Although May’s figure represented a steep fall compared with the previous month, the total was just $163,000 lower than in May 2018 ($8,393,700).
The national decrease was largely the result of the value of permits for multi-family dwellings in B.C. returning to recent levels, following a significant rise the previous month in response to Metro Vancouver’s impending increases in development costs introduced in May.
The value of residential permits was down 17.2 per cent to $5 billion in May, following a 26.6-per-cent increase in April.
Despite the overall decline in the multi-family dwelling component, seven provinces reported increases, with record highs reached in Prince Edward Island ($34 million) and New Brunswick ($30 million).
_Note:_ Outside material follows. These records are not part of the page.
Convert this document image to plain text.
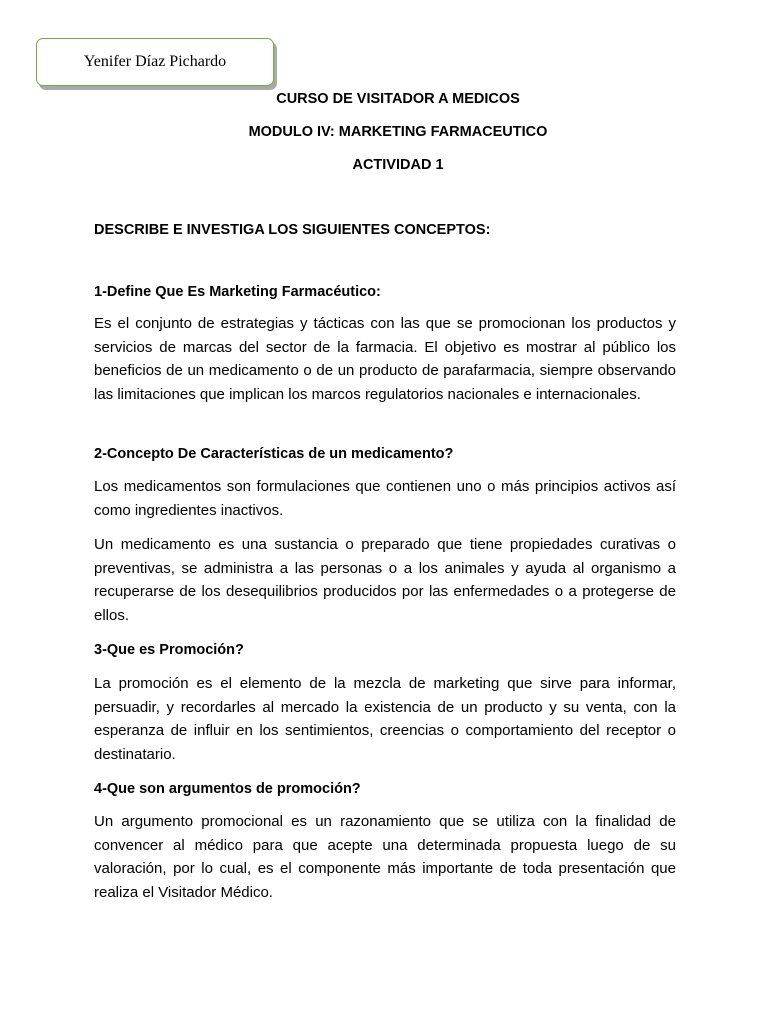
Yenifer Díaz Pichardo
CURSO DE VISITADOR A MEDICOS
MODULO IV: MARKETING FARMACEUTICO
ACTIVIDAD 1
DESCRIBE E INVESTIGA LOS SIGUIENTES CONCEPTOS:
1-Define Que Es Marketing Farmacéutico:
Es el conjunto de estrategias y tácticas con las que se promocionan los productos y servicios de marcas del sector de la farmacia. El objetivo es mostrar al público los beneficios de un medicamento o de un producto de parafarmacia, siempre observando las limitaciones que implican los marcos regulatorios nacionales e internacionales.
2-Concepto De Características de un medicamento?
Los medicamentos son formulaciones que contienen uno o más principios activos así como ingredientes inactivos.
Un medicamento es una sustancia o preparado que tiene propiedades curativas o preventivas, se administra a las personas o a los animales y ayuda al organismo a recuperarse de los desequilibrios producidos por las enfermedades o a protegerse de ellos.
3-Que es Promoción?
La promoción es el elemento de la mezcla de marketing que sirve para informar, persuadir, y recordarles al mercado la existencia de un producto y su venta, con la esperanza de influir en los sentimientos, creencias o comportamiento del receptor o destinatario.
4-Que son argumentos de promoción?
Un argumento promocional es un razonamiento que se utiliza con la finalidad de convencer al médico para que acepte una determinada propuesta luego de su valoración, por lo cual, es el componente más importante de toda presentación que realiza el Visitador Médico.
Meanwhile, the value of single-family dwelling permits rose 1.8 per cent to $2.3 billion, led by Ontario (+$47 million).
The value of non-residential permits declined 5.7 per cent to $3.3 billion in May, although it remained above May 2018’s total of $2.9 billion. The decrease followed the issuance of a high value industrial building permit in Ontario the previous month. The value of commercial permits edged down 0.9 per cent to $1.9 billion.
In the institutional component, the value of permits rose 25.7 per cent to $815 million. Higher construction intentions for secondary and elementary schools in B.C., as well as for nursing homes in Quebec and Ontario, contributed to the increase. This was also higher than May 2018’s total of $567,320.